With the start-up of Collie Battery (197 MW/4 hours), its first long-duration battery, in June 2023, Neoen now exceeds 1.1 GW of storage capacity in operation or under construction in Australia.

Expansion in the Nordics continued throughout the winter of 2023/24, with the building of Yllikkälä Power Reserve Two (56.4 MW / 112.9 MWh) in Finland, the largest in the Nordics, and Isbillen Power Reserve (94 MW / 94 MWh), the largest in Sweden.

Confirming its rapid expansion in Canada, Neoen won a 380 MW, 4-hour capacity contract to stabilise Ontario's electricity grid. Tara Battery will have total capacity of 400 MW / 1,600 MWh.

In 2024, Neoen pursued investments in long-duration battery storage with phase 2 of Collie Battery (341 MW / 1,363 MWh), having been awarded a second contract with AEMO. Neoen’s Collie Battery Stage 1 (219 MW / 877 MWh), the largest in Western Australia, began operating ahead of schedule in Q3 and has been providing grid reliability services since October 1 under contract with AEMO.

In late December, Neoen has started construction of the Arneburg Battery (45 MW / 90 MWh), its first asset in Germany.

In October 2025, Neoen announced the start of construction of Muchea Battery (164 MW / 905 MWh), its first long-duration battery with a 6-hour storage capacity.

== Governance ==
The company is an S.A.S. Corporation, whose main shareholder is Brookfield.
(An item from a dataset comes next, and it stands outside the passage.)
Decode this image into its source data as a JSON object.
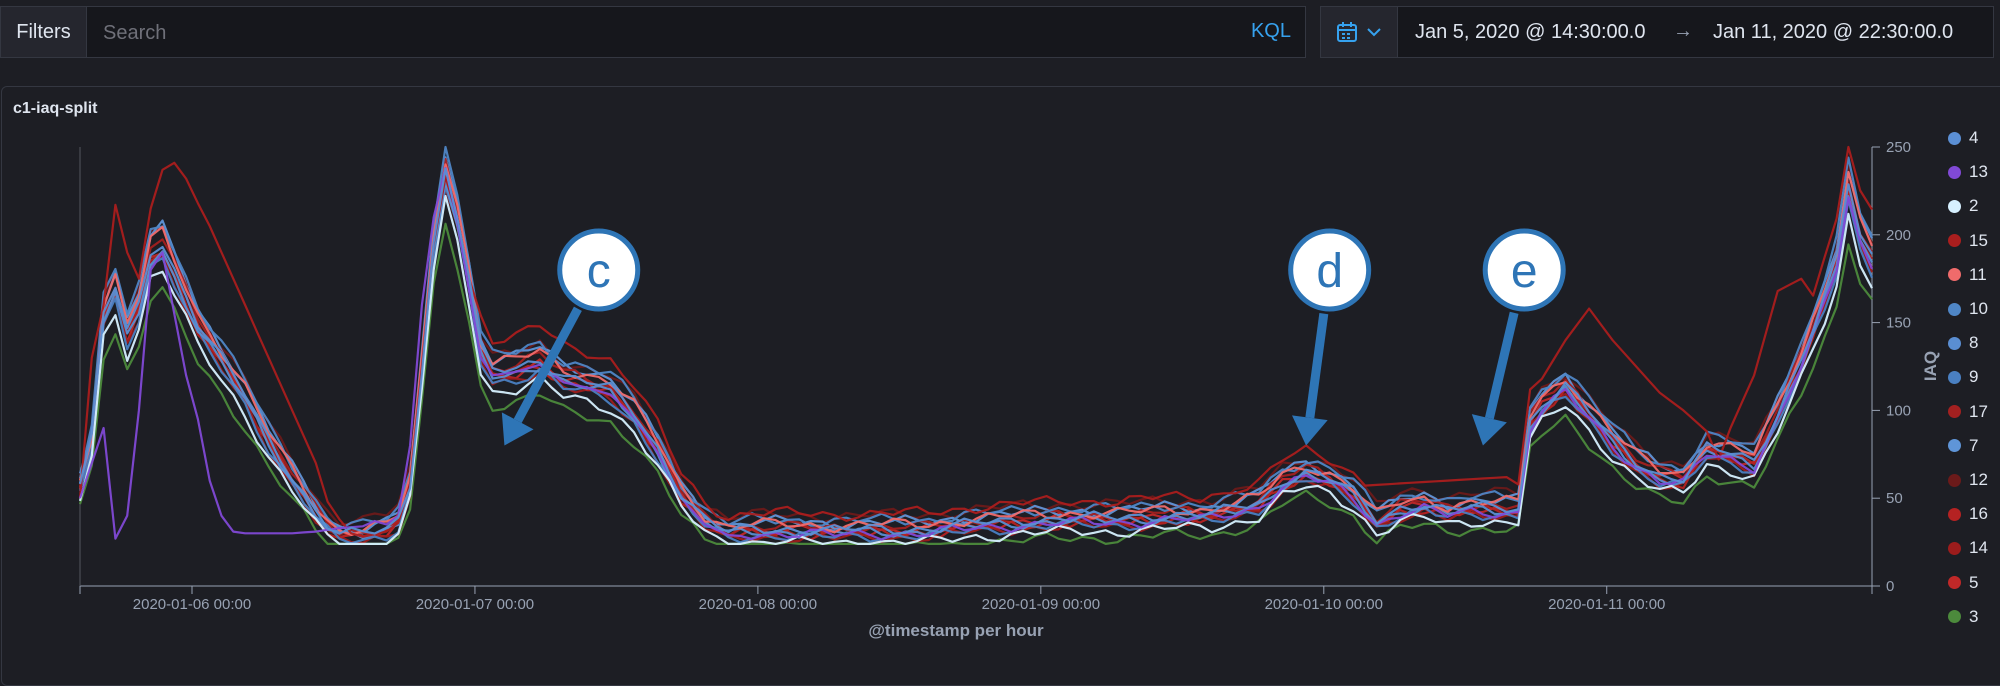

Xavier Barbaro is Neoen's founder and he has been leading the company since 2008.

Directors:

- Xavier Barbaro, Group CEO and founder.
- Romain Desrousseaux, Deputy CEO since 2013.
- Norbert Thouvenot, Chief Operating Officer since 2021.
- Olga Kharitonova, General Counsel since 2018.
- Yves-Eric François, Chief Financial Officer since April 2024
- Christophe de Branche, Energy Management Director since March 2024
- Jean-Christophe Cheylus, Regional CEO – Australia
- Guillaume Decaen, Regional CEO – France
- Louis de Sambucy, Regional CEO – Europe (Finland, Germany, Ireland, Italy, Portugal, Sweden)
- Emmanuel Pujol, Regional CEO – Americas

== Shares as at April 4, 2025 ==
Since April 4, 2025, Brookfield has been Neoen's sole shareholder.